Compliance with NOAC doses and the efficacy of AF medication may interact with one another. Dose once daily has been linked to better patient adherence without sacrificing effectiveness or safety, whereas twice-day dose regimens may provide a more stable risk–benefit profile for stroke prevention. In addition, the patient’s preferences, lifestyle characteristics, renal function, and bleeding risk should be considered when deciding between NOACs and VKAs [50, 51].

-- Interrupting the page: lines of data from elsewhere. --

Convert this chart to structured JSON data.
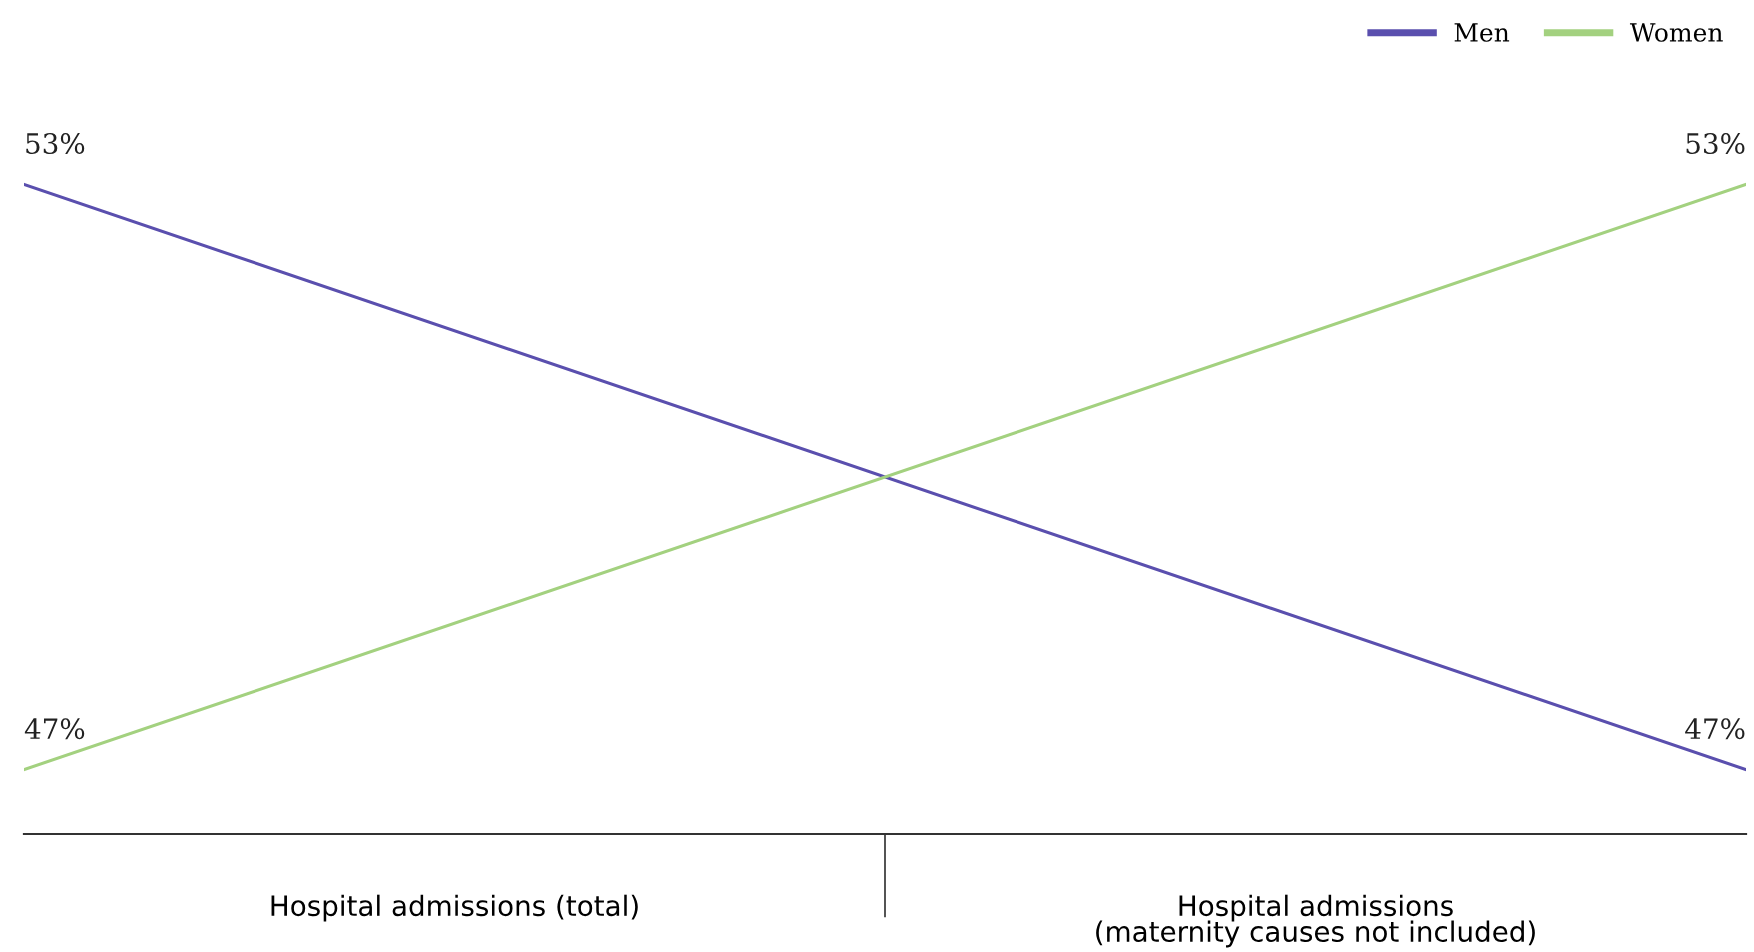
{
  "chart_data": {
    "type": "line",
    "categories": [
      null,
      null
    ],
    "annotations": [
      "Hospital admissions (total)",
      "Hospital admissions\n(maternity causes not included)"
    ],
    "series": [
      {
        "name": "Men",
        "color": "#5a4fae",
        "values": [
          53,
          47
        ],
        "value_labels": [
          "53%",
          "47%"
        ]
      },
      {
        "name": "Women",
        "color": "#a3d17f",
        "values": [
          47,
          53
        ],
        "value_labels": [
          "47%",
          "53%"
        ]
      }
    ],
    "legend": "top right",
    "grid": false,
    "marker": "none",
    "line_style": "solid"
  }
}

Overall, AF therapy necessitates a holistic strategy that harmonizes thromboembolic event avoidance with bleeding and other adverse outcome risk assessment [52]. Anticoagulant therapy, particularly NOACs, has revolutionized the treatment of AF by offering improved safety, efficacy, and convenience compared to traditional VKA therapy. However, the selection of the most appropriate anticoagulant should be guided by careful consideration of individual patient characteristics and preferences, as well as the presence of concomitant conditions such as ischemic stroke and myocardial infarction. By tailoring treatment strategies to the specific needs of each patient, healthcare providers can optimize outcomes and enhance the quality of care for individuals with AF [51].

Conclusions

The findings of this study indicate that both NOACs and VKAs exhibit comparable efficacy in preventing ischemic stroke in AF patients, regardless of the presence of VHD or N-VHD. Both treatment modalities also demonstrate similar effectiveness in reducing the incidence of myocardial infarction in these patient populations. Importantly, NOACs significantly reduce the risk of intracranial bleeding in both VHD and N-VHD patients. In addition, NOACs are associated with a decreased risk of gastrointestinal bleeding specifically in VHD patients, although this effect does not reach statistical significance in the N-VHD subgroup. Moreover, NOACs are linked to a lower risk of minor and non-fatal bleeding in AF patients with either VHD or N-VHD. These results suggest that NOACs offer a favorable safety profile compared to VKAs, particularly in terms of bleeding complications. However, it is crucial to interpret these findings in the context of current clinical guidelines and to consider potential variations in treatment recommendations for different patient populations.

Limitation

The included studies presented heterogeneity in the duration of the treatment given to patients. Moreover, in some studies, with a rather short follow-up period, long-term outcomes may not be captured. Furthermore, mitral stenosis (MS) was absent in 50% of this research, and only about 1.6% of the total patient number in the review had MS. This significant underrepresentation of patients with MS is not clearly mentioned or discussed as a limitation. In short, although NOACs appear to be a safer choice over VKAs, especially for bleeding risks, further research with a more homogeneous study population and longer follow-up is needed to confirm these findings and guide clinical guidelines.